In the afternoon we take a bus ride to Aarhus and enjoy another informative talk at the Vestas plant. Once again I am bowled over by the scale of everything. I get lots of emails sent and work done on the bus journey – wifi on the bus is very welcome.
The project leader has kindly arranged to meet in a restaurant for those who wish to eat together. This is very welcome and it is a testament to the dynamic of the project group that everyone turns up and joins for dinner.
An early night thankfully and I get packed up and organised for the final day.
0800hrs – we leave the hotel for the meeting venue and as I am going on to the airport, I have everything with me. My presentation on the dissemination plan goes well and we agree on a way forward and action points. A colleague’s flight is soon after mine so we travel to the airport together. I am fascinated to hear of his research work in Antarctica.
1210hrs – I board my first flight of the day and everything is on time.

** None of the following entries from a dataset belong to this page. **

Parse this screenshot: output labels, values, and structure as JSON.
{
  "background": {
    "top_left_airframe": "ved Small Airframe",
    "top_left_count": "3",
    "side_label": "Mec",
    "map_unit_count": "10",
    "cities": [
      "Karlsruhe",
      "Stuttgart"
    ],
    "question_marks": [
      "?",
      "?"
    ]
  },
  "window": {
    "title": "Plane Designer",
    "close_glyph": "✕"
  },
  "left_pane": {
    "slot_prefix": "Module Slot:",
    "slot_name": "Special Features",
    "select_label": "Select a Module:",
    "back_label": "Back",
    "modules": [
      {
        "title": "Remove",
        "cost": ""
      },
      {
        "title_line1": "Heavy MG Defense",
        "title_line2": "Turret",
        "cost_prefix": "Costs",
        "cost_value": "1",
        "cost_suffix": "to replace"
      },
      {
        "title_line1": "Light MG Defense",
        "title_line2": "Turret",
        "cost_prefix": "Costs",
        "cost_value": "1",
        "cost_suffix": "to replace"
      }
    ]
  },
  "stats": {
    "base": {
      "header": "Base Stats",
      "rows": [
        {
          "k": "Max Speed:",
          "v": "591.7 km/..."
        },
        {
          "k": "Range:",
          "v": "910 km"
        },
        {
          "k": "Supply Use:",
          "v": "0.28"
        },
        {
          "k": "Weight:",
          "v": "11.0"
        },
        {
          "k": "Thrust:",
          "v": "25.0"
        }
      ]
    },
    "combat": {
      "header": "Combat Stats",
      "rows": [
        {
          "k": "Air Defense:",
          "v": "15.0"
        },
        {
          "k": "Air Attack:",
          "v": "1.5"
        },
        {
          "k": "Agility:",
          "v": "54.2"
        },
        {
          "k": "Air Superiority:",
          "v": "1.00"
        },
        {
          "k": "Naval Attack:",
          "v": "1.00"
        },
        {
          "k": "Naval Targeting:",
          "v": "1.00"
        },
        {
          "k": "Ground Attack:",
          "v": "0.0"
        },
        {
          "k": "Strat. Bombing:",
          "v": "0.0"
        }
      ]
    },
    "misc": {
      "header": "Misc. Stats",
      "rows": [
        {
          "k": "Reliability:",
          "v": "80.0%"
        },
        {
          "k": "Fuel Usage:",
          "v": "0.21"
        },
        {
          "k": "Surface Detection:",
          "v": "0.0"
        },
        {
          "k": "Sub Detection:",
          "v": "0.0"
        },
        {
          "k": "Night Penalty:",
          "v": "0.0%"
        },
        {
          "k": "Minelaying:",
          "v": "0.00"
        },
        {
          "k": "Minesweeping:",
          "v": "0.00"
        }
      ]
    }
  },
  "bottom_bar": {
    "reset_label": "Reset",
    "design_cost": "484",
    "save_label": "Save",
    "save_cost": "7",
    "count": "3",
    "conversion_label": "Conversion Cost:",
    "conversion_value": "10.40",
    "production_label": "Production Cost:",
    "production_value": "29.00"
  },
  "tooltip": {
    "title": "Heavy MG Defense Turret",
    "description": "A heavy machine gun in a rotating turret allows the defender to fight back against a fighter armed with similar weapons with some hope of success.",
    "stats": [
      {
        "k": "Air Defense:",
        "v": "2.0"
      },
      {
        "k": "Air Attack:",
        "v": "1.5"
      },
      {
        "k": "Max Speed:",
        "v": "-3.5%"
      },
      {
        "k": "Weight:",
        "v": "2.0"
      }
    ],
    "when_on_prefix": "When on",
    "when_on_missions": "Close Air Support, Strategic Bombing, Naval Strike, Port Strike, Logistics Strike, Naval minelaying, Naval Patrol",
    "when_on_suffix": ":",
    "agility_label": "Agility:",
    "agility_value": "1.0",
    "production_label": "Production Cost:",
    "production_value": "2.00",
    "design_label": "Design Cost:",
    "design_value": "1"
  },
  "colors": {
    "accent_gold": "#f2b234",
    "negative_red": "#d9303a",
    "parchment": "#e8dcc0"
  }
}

I find myself nodding off on the plane. I am very much looking forward to getting home now to see my husband and kids. With such a busy agenda we don’t always get a lot of time to catch up on the phone. I spend a couple of hours in Amsterdam waiting on my connecting flight and I manage to get a little work done.

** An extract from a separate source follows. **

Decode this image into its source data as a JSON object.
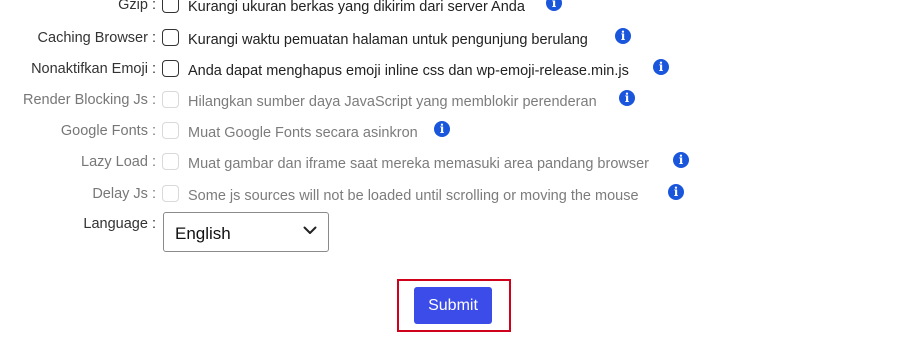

1540hrs – we depart Amsterdam for Dublin. The weather in Dublin is atrocious and many flights have been delayed or cancelled so I welcome the fact that I arrive on time. With a while to wait for my connecting bus, I grab a coffee and a sandwich and charge up the phone once again.

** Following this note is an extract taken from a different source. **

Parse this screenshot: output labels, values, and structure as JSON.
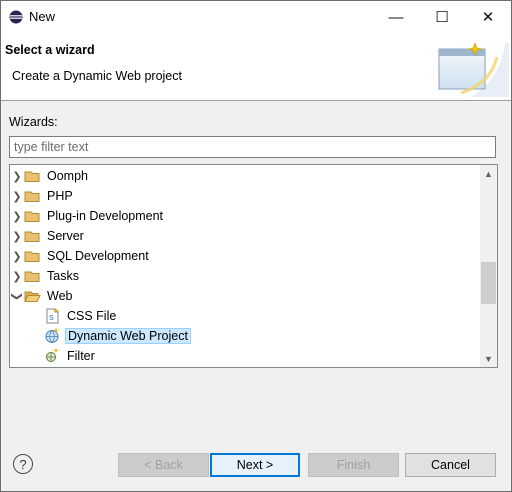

1820hrs – there are hailstones! I get on the bus cold and wet. The traffic is horrendous and the driving conditions are not good so we are slower than normal. I message the taxi company to say that I will be a little later and I get a reply to tell me not to worry, that they will be waiting. This is welcome news.
2210hrs – I jump into the taxi and I am now on the final stretch home.
2245hrs – I arrive home and I fill my husband in on my eventful and interesting week.
Letterkenny Institute of Technology www.lyit.ie
Restart+ Communities builds on the earlier Restart project by helping community leaders to identify strengths, opportunities and assets for community reactivation and developing a unique training model to provide them with the knowledge and skills to adopt a transformative, sustainable approach to local community investment and regeneration. Partners are from Ireland, Portugal, UK, Romania, Denmark and The Netherlands. (Restart supported second-time entrepreneurs, underperforming entrepreneurs, and aspiring entrepreneurs alike. Key elements of the project included encouraging individuals to learn from their past experiences to increase the likelihood of future business success).
Generation Data aims to improve the ability of HEI education providers to understand and teach smart data skills, thus providing students, early stage entrepreneurs and businesses with more relevant, effective teaching and training.
Digital Wellbeing aims to increase the capacity of lecturers and teachers to integrate digital education in a way that promotes the digital wellbeing of students. Through building teacher capacity, the project will improve students’ abilities to manage their online time, make the most of digital learning, critically assess the media they consume and create, and become responsible, confident digital citizens.